Hyperolius minutissimus is a species of frog in the family Hyperoliidae. Its common names are tiny reed frog and dwarf reed frog. It is endemic to Tanzania and known from the Udzungwa Mountains and from near Njombe in the Southern Highlands.

==Taxonomy==
Hyperolius minutissimus belongs to the "East African spiny-throated reed frog complex", consisting of five other species: Hyperolius spinigularis, Hyperolius tanneri, Hyperolius burgessi, Hyperolius davenporti, and Hyperolius ukwiva. Based on molecular genetic data, its closest relative is H. ukwiva from the Rubeho Mountains, Tanzania. The form a sister group to a group consisting of the remaining four species in this complex.

==Description==
Males measure 12–17 mm and females 18–24 mm in snout–vent length; Loader and colleagues report larger male sizes (19–23 mm) from the Udzungwa Mountains, but no data on females.

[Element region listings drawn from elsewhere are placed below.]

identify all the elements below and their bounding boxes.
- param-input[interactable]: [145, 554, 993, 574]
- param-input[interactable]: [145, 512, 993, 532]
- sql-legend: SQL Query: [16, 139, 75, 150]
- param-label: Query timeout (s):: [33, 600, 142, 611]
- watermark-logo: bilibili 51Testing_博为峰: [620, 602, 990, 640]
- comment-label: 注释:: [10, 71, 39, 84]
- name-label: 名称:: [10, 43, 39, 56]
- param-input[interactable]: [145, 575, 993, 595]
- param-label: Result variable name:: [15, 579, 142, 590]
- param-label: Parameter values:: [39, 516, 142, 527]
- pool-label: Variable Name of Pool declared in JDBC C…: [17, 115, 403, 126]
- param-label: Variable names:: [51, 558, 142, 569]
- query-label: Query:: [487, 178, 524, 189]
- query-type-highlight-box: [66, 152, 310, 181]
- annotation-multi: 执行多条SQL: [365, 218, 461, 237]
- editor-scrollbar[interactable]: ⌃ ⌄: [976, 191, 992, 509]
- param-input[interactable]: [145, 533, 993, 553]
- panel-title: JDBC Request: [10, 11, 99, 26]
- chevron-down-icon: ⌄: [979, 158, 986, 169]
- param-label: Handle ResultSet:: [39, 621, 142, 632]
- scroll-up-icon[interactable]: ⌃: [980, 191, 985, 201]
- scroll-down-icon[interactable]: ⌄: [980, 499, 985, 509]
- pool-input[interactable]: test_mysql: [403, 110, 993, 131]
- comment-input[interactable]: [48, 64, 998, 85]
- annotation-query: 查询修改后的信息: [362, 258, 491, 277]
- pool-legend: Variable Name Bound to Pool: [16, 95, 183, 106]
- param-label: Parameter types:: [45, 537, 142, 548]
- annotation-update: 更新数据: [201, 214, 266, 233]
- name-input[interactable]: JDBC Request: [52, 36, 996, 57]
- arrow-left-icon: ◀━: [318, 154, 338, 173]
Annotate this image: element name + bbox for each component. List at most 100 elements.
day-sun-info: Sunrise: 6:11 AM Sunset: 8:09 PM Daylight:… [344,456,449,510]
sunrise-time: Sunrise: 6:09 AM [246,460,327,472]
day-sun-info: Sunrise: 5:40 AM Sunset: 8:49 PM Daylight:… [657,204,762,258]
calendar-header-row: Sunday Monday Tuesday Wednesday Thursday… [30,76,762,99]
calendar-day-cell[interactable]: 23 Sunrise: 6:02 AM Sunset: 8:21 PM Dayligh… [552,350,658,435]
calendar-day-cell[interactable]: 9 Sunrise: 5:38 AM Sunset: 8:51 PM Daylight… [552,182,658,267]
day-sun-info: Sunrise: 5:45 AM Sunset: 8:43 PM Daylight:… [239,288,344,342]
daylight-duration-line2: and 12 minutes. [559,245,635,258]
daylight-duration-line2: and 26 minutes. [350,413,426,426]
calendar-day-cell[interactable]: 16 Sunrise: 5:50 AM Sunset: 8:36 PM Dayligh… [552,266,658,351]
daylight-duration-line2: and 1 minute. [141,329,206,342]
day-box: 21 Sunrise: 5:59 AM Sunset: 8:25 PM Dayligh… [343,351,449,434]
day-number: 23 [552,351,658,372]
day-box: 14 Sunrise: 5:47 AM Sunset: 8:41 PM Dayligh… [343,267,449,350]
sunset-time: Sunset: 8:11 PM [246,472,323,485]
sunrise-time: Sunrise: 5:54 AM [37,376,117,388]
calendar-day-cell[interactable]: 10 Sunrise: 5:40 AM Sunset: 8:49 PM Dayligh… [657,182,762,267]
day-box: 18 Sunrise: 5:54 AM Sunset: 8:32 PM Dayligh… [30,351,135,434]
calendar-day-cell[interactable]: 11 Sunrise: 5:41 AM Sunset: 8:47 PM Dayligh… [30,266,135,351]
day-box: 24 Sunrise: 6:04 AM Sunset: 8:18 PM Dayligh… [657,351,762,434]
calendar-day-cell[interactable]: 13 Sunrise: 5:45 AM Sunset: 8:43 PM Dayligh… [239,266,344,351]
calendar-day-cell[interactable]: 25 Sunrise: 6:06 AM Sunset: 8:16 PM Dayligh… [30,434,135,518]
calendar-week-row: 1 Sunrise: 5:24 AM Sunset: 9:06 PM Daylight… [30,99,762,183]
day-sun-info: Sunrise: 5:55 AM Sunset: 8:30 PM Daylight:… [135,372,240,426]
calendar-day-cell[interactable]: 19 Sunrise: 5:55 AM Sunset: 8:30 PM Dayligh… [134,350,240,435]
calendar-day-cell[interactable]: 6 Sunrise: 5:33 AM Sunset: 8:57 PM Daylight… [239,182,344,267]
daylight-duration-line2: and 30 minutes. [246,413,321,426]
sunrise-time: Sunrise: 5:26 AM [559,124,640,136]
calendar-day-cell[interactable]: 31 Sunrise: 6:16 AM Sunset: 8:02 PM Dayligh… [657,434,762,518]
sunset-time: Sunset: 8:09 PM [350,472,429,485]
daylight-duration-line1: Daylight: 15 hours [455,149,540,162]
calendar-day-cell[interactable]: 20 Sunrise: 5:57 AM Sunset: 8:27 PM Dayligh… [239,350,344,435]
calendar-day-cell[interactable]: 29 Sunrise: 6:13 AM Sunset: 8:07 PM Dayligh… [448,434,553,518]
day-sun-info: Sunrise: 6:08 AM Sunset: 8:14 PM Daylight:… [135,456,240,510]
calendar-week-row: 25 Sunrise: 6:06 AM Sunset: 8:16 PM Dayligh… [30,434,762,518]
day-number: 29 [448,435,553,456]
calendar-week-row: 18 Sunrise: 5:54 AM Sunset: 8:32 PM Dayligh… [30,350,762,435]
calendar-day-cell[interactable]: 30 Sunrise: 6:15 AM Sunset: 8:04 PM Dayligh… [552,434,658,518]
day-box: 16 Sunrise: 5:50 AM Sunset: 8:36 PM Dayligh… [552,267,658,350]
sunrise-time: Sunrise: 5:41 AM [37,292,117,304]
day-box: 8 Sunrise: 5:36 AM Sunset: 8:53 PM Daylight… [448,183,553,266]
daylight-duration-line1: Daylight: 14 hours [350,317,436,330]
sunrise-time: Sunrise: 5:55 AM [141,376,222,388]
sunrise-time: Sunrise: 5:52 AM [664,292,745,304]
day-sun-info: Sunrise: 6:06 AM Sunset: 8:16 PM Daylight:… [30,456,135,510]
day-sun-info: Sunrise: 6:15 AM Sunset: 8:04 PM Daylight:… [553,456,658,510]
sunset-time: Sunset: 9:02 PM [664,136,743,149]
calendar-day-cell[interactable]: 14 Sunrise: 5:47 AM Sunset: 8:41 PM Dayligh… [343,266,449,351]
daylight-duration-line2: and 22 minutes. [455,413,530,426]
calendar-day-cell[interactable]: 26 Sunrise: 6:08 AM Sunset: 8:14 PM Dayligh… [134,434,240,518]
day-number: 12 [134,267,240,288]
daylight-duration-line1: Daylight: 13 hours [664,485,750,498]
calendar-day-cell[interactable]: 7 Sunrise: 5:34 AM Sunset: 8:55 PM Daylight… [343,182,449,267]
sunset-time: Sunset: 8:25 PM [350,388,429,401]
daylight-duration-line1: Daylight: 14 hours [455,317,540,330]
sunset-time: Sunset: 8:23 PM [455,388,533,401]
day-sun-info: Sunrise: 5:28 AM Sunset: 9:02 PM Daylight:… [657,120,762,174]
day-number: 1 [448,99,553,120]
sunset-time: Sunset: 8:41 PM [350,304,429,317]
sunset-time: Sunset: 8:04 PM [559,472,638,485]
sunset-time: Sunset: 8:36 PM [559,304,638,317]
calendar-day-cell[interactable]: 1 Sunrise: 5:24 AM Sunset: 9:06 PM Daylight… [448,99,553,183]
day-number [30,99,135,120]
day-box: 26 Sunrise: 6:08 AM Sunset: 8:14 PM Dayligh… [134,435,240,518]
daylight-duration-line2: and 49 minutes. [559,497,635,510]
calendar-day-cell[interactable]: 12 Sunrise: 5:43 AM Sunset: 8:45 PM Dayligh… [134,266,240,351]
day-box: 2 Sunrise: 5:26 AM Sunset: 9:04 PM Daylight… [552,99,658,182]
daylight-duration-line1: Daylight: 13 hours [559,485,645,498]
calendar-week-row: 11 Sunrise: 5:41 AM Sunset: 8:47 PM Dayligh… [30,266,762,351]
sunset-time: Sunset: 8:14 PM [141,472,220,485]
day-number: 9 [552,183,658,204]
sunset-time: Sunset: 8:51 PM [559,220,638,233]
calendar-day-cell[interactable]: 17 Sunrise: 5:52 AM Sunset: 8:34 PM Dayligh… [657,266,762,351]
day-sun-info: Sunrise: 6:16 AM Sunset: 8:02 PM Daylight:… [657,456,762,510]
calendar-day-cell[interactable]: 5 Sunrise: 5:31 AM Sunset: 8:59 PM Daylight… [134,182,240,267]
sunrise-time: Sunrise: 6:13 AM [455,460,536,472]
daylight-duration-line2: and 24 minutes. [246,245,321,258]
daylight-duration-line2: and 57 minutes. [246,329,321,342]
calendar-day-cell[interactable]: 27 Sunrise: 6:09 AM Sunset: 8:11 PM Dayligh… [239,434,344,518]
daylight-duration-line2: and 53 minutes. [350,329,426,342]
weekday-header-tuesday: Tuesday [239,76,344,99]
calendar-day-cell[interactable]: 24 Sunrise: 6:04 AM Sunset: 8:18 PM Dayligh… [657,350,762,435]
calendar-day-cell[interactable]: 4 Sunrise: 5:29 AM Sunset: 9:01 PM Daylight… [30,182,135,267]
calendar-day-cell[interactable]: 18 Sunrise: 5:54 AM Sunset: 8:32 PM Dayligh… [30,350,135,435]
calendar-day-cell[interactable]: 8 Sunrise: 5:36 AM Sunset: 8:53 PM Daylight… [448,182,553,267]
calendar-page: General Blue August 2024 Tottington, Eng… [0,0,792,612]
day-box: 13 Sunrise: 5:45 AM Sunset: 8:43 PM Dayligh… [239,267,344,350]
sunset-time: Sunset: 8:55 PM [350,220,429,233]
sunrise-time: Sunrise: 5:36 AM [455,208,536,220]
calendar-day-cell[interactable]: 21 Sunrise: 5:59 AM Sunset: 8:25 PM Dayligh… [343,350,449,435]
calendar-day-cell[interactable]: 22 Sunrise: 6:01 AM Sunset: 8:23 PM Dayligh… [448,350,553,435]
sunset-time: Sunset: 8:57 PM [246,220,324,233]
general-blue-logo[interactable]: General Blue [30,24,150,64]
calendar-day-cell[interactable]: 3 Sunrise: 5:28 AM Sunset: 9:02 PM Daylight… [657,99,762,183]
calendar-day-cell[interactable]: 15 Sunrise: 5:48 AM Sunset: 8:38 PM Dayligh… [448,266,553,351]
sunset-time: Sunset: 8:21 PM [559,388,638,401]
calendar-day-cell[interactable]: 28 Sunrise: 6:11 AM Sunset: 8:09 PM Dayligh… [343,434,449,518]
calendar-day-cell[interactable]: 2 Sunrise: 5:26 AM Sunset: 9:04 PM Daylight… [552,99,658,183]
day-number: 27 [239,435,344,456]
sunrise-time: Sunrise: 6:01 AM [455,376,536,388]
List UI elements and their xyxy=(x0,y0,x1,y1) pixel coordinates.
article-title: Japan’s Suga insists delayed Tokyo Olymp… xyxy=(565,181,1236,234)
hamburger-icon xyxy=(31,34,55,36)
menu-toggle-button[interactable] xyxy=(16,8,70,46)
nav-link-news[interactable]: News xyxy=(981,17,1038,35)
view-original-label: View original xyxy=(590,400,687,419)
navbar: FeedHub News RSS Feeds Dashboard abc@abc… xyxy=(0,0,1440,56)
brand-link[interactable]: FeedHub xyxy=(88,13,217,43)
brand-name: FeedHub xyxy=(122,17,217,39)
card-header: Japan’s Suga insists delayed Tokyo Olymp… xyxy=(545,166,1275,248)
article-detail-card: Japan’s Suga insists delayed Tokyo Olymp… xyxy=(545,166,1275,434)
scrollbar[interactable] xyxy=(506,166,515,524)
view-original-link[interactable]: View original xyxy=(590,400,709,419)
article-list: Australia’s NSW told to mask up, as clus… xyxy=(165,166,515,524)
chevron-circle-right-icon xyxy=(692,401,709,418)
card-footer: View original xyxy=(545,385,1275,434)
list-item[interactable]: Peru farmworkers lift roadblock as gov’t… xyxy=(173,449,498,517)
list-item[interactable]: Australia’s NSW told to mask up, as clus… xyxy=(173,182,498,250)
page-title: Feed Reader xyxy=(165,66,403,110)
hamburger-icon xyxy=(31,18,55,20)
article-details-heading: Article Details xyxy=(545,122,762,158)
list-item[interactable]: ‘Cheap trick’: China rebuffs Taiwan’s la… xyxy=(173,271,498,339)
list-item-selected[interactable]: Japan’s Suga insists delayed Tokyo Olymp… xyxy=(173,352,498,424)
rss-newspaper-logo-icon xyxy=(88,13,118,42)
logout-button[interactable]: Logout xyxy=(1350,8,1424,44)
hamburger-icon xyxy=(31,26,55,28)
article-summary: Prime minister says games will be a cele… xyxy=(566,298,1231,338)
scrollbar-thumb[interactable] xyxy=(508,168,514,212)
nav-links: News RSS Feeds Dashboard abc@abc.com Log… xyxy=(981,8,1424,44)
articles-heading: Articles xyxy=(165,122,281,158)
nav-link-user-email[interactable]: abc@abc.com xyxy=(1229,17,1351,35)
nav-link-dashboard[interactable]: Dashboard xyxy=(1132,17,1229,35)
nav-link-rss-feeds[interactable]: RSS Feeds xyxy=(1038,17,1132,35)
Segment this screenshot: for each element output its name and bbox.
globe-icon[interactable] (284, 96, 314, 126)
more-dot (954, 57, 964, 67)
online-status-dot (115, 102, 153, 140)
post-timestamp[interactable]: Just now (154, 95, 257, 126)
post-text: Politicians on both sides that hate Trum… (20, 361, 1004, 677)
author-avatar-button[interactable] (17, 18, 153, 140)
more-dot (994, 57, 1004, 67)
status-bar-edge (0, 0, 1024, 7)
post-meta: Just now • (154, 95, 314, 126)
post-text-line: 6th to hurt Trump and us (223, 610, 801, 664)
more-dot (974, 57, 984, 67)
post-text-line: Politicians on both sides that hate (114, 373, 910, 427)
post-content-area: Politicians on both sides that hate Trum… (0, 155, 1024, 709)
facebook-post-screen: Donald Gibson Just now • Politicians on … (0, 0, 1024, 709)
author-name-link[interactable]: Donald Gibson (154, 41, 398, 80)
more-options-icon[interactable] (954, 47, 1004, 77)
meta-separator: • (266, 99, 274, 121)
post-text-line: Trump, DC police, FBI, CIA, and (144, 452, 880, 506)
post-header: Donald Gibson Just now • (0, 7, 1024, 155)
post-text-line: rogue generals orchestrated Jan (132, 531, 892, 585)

The dorsum is brown and has light canthal and dorsolateral lines. Some females, however, have broad light canthal and irregular dorsolateral stripes, as well as spots on the dorsum. The pupil is horizontal. Males have a gular flap and black dotted asperities distributed on anterior and mid-region of the gular flap.

==Habitat and conservation==
The species' natural habitats are open, windswept, montane grasslands in forested areas at elevations of 1600–2010 m above sea level. It has also been found in pastureland and heard calling by a road near a large pine plantation. Breeding takes place in shallow, temporary swamps.

Hyperolius minutissimus is easy to overlook, so although it is rarely seen, it might not be quite so rare. Nevertheless, it is threatened by habitat loss (draining of its breeding habitat for agricultural activities, afforestation, agricultural expansion, fire, and expanding human settlements). It has not been recorded in the Udzungwa Mountains National Park. However, it occurs in the Udzungwa Scarp Forest, which was, as of 2014, "soon to be a nature reserve". It has not been recorded in the Southern Highlands since the initial species description in 1975.